What are the benefits of cupping?
Cupping can improve pain, especially in the back and neck, by creating blood flow to the affected area. Additionally, the Harvard Medical School acknowledges cupping’s ability to help in managing migraines and knee arthritis, improving immune function, and even aiding in skin issues like hives or acne. Additionally, the Journal of Traditional and Complementary Medicine published a report in 2015 suggesting that cupping may also be an effective treatment for facial paralysis and cervical spondylosis.
Cupping can also treat fascia (our body’s glue). As an affected area is suctioned, thickened fascia is stretched, resulting in increased mobility.
Additional benefits of cupping may include:
- Improved relaxation
- Improved circulation
- Reduced inflammation
- Clearing of congestion or improved asthma
- Reduced fatigue
- Reduced anxiety
What does the data show?
A 2018 report from the Journal of Acupuncture and Meridian Studies concluded that there is growing evidence of its potential benefits in the treatment of some diseases—namely, promoting “peripheral blood circulation, and improving immunity.” A 2012 review found that cupping has potential effect for herpes zoster and other specific conditions while a 2016 study found that cupping had significant relief upon those with chronic neck and shoulder pain.
How does cupping work?
Cupping is often done in conjunction with massage or acupuncture, though not always. In most cases, a person lays on his or her stomach while the therapist places cups on affected areas. These cups act as a suction, pulling blood into the area. As fresh blood works its way into the affected tissue, stagnated blood is sucked out by the suction cup. The result is a large discolored circle, often starting as red and working to blue or even black; in many cases, the result looks like a large hickey. Similar to bruising, the discoloration will fade after a few days.

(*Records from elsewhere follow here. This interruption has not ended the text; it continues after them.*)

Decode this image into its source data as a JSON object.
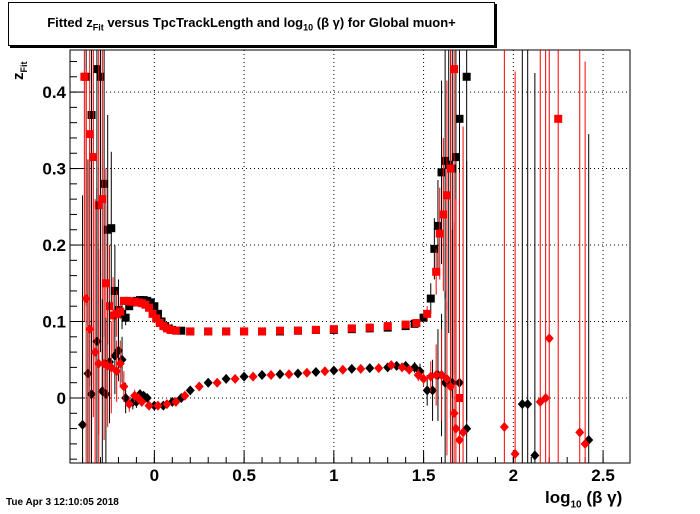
{
  "title": {
    "pre": "Fitted  z",
    "sub": "Fit",
    "mid": "  versus TpcTrackLength and log",
    "sub2": "10",
    "post": " (β γ) for Global muon+"
  },
  "timestamp": "Tue Apr  3 12:10:05 2018",
  "axes": {
    "xlabel_main": "log",
    "xlabel_sub": "10",
    "xlabel_post": " (β γ)",
    "ylabel_main": "z",
    "ylabel_sub": "Fit"
  },
  "colors": {
    "black_series": "#000000",
    "red_series": "#ff0000",
    "grid": "#000000"
  },
  "chart_data": {
    "type": "scatter",
    "xlim": [
      -0.47,
      2.65
    ],
    "ylim": [
      -0.085,
      0.455
    ],
    "xticks": [
      0,
      0.5,
      1,
      1.5,
      2,
      2.5
    ],
    "xtick_labels": [
      "0",
      "0.5",
      "1",
      "1.5",
      "2",
      "2.5"
    ],
    "yticks": [
      0,
      0.1,
      0.2,
      0.3,
      0.4
    ],
    "ytick_labels": [
      "0",
      "0.1",
      "0.2",
      "0.3",
      "0.4"
    ],
    "grid": true,
    "series": [
      {
        "color": "black",
        "marker": "square",
        "x": [
          -0.38,
          -0.35,
          -0.32,
          -0.3,
          -0.28,
          -0.26,
          -0.24,
          -0.22,
          -0.2,
          -0.18,
          -0.16,
          -0.14,
          -0.12,
          -0.1,
          -0.08,
          -0.06,
          -0.04,
          -0.02,
          0.0,
          0.02,
          0.04,
          0.06,
          0.08,
          0.1,
          0.15,
          0.2,
          0.3,
          0.4,
          0.5,
          0.6,
          0.7,
          0.8,
          0.9,
          1.0,
          1.1,
          1.2,
          1.3,
          1.4,
          1.45,
          1.5,
          1.54,
          1.56,
          1.58,
          1.6,
          1.62,
          1.64,
          1.66,
          1.68,
          1.7,
          1.74
        ],
        "y": [
          0.42,
          0.37,
          0.43,
          0.42,
          0.28,
          0.22,
          0.222,
          0.14,
          0.115,
          0.11,
          0.105,
          0.12,
          0.125,
          0.127,
          0.128,
          0.128,
          0.127,
          0.125,
          0.12,
          0.11,
          0.1,
          0.094,
          0.091,
          0.089,
          0.088,
          0.087,
          0.087,
          0.087,
          0.087,
          0.087,
          0.087,
          0.088,
          0.089,
          0.089,
          0.09,
          0.091,
          0.092,
          0.094,
          0.097,
          0.105,
          0.13,
          0.195,
          0.225,
          0.295,
          0.31,
          0.305,
          0.3,
          0.315,
          0.365,
          0.42
        ],
        "yerr": [
          0.3,
          0.32,
          0.35,
          0.36,
          0.2,
          0.15,
          0.1,
          0.06,
          0.04,
          0.02,
          0.01,
          0.005,
          0.004,
          0.003,
          0.003,
          0.002,
          0.002,
          0.002,
          0.002,
          0.002,
          0.002,
          0.002,
          0.002,
          0.002,
          0.001,
          0.001,
          0.001,
          0.001,
          0.001,
          0.001,
          0.001,
          0.001,
          0.001,
          0.001,
          0.001,
          0.001,
          0.001,
          0.002,
          0.003,
          0.005,
          0.02,
          0.04,
          0.06,
          0.12,
          0.18,
          0.22,
          0.3,
          0.35,
          0.4,
          0.45
        ]
      },
      {
        "color": "red",
        "marker": "square",
        "x": [
          -0.39,
          -0.36,
          -0.34,
          -0.31,
          -0.29,
          -0.27,
          -0.25,
          -0.23,
          -0.21,
          -0.19,
          -0.17,
          -0.15,
          -0.13,
          -0.11,
          -0.09,
          -0.07,
          -0.05,
          -0.03,
          -0.01,
          0.01,
          0.03,
          0.05,
          0.07,
          0.09,
          0.12,
          0.2,
          0.3,
          0.4,
          0.5,
          0.6,
          0.7,
          0.8,
          0.9,
          1.0,
          1.1,
          1.2,
          1.3,
          1.4,
          1.46,
          1.52,
          1.57,
          1.59,
          1.61,
          1.63,
          1.65,
          1.67,
          1.7,
          2.25
        ],
        "y": [
          0.42,
          0.345,
          0.315,
          0.252,
          0.26,
          0.15,
          0.12,
          0.108,
          0.11,
          0.113,
          0.127,
          0.127,
          0.126,
          0.126,
          0.125,
          0.124,
          0.122,
          0.118,
          0.11,
          0.104,
          0.098,
          0.094,
          0.091,
          0.089,
          0.088,
          0.087,
          0.087,
          0.087,
          0.087,
          0.087,
          0.088,
          0.088,
          0.089,
          0.09,
          0.091,
          0.092,
          0.094,
          0.096,
          0.098,
          0.11,
          0.165,
          0.215,
          0.24,
          0.265,
          0.3,
          0.43,
          0.0,
          0.365
        ],
        "yerr": [
          0.32,
          0.33,
          0.34,
          0.3,
          0.25,
          0.15,
          0.08,
          0.05,
          0.03,
          0.01,
          0.005,
          0.004,
          0.003,
          0.003,
          0.002,
          0.002,
          0.002,
          0.002,
          0.002,
          0.002,
          0.002,
          0.002,
          0.002,
          0.002,
          0.001,
          0.001,
          0.001,
          0.001,
          0.001,
          0.001,
          0.001,
          0.001,
          0.001,
          0.001,
          0.001,
          0.001,
          0.001,
          0.002,
          0.003,
          0.01,
          0.03,
          0.06,
          0.1,
          0.15,
          0.2,
          0.4,
          0.3,
          0.5
        ]
      },
      {
        "color": "black",
        "marker": "diamond",
        "x": [
          -0.4,
          -0.37,
          -0.35,
          -0.32,
          -0.29,
          -0.27,
          -0.25,
          -0.22,
          -0.2,
          -0.18,
          -0.16,
          -0.12,
          -0.1,
          -0.08,
          -0.06,
          -0.04,
          0.0,
          0.05,
          0.1,
          0.15,
          0.2,
          0.3,
          0.4,
          0.5,
          0.6,
          0.7,
          0.8,
          0.9,
          1.0,
          1.1,
          1.2,
          1.3,
          1.35,
          1.4,
          1.45,
          1.48,
          1.52,
          1.55,
          1.58,
          1.6,
          1.62,
          1.66,
          1.7,
          1.74,
          2.05,
          2.08,
          2.12,
          2.42
        ],
        "y": [
          -0.035,
          0.032,
          0.005,
          0.074,
          0.009,
          0.005,
          0.047,
          0.055,
          0.062,
          0.05,
          0.0,
          -0.005,
          -0.005,
          0.005,
          0.003,
          0.0,
          -0.01,
          -0.01,
          -0.005,
          0.0,
          0.01,
          0.02,
          0.025,
          0.028,
          0.03,
          0.031,
          0.032,
          0.034,
          0.036,
          0.038,
          0.039,
          0.04,
          0.042,
          0.042,
          0.04,
          0.035,
          0.01,
          0.01,
          0.03,
          0.03,
          0.02,
          0.02,
          0.02,
          -0.04,
          -0.008,
          -0.008,
          -0.075,
          -0.055
        ],
        "yerr": [
          0.3,
          0.28,
          0.25,
          0.2,
          0.12,
          0.1,
          0.08,
          0.05,
          0.04,
          0.03,
          0.02,
          0.01,
          0.008,
          0.006,
          0.005,
          0.004,
          0.003,
          0.002,
          0.002,
          0.002,
          0.002,
          0.002,
          0.002,
          0.002,
          0.002,
          0.002,
          0.002,
          0.002,
          0.002,
          0.002,
          0.002,
          0.003,
          0.004,
          0.005,
          0.007,
          0.01,
          0.02,
          0.04,
          0.06,
          0.08,
          0.12,
          0.2,
          0.3,
          0.35,
          0.5,
          0.5,
          0.5,
          0.4
        ]
      },
      {
        "color": "red",
        "marker": "diamond",
        "x": [
          -0.38,
          -0.36,
          -0.33,
          -0.31,
          -0.28,
          -0.26,
          -0.24,
          -0.21,
          -0.19,
          -0.17,
          -0.14,
          -0.11,
          -0.09,
          -0.07,
          -0.03,
          0.02,
          0.07,
          0.12,
          0.17,
          0.25,
          0.35,
          0.45,
          0.55,
          0.65,
          0.75,
          0.85,
          0.95,
          1.05,
          1.15,
          1.25,
          1.32,
          1.38,
          1.42,
          1.47,
          1.5,
          1.54,
          1.57,
          1.6,
          1.63,
          1.65,
          1.67,
          1.68,
          1.7,
          1.72,
          1.95,
          2.01,
          2.15,
          2.18,
          2.2,
          2.37,
          2.4
        ],
        "y": [
          0.13,
          0.09,
          0.06,
          0.045,
          0.045,
          0.042,
          0.04,
          0.035,
          0.045,
          0.015,
          -0.008,
          0.003,
          0.0,
          -0.005,
          -0.01,
          -0.01,
          -0.008,
          -0.005,
          0.003,
          0.015,
          0.02,
          0.025,
          0.028,
          0.03,
          0.031,
          0.033,
          0.035,
          0.037,
          0.038,
          0.039,
          0.043,
          0.04,
          0.037,
          0.03,
          0.025,
          0.028,
          0.03,
          0.03,
          0.025,
          0.015,
          -0.02,
          -0.04,
          -0.055,
          -0.045,
          -0.038,
          -0.073,
          -0.005,
          0.0,
          0.078,
          -0.045,
          -0.06
        ],
        "yerr": [
          0.3,
          0.25,
          0.2,
          0.15,
          0.1,
          0.08,
          0.06,
          0.04,
          0.03,
          0.02,
          0.01,
          0.008,
          0.006,
          0.005,
          0.004,
          0.003,
          0.002,
          0.002,
          0.002,
          0.002,
          0.002,
          0.002,
          0.002,
          0.002,
          0.002,
          0.002,
          0.002,
          0.002,
          0.002,
          0.002,
          0.003,
          0.004,
          0.005,
          0.008,
          0.01,
          0.02,
          0.04,
          0.06,
          0.1,
          0.15,
          0.25,
          0.3,
          0.35,
          0.4,
          0.5,
          0.5,
          0.5,
          0.5,
          0.5,
          0.5,
          0.5
        ]
      }
    ]
  }
}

It’s important to note that there are several varieties of cupping. Many people are familiar with fixed cupping, in which the cup is applied to one area for a given amount of time, but gliding (or moving) cupping—in which a massage oil is placed on the skin to let the cups be moved around easily—is also popular.
Where can I find a cupping practitioner?
Many acupuncture practitioners or massage therapists also perform cupping, but finding a referral is often your best option. Many health centers and sports institutes may have a cupping practitioner on hand. Always receive cupping from a registered practitioner.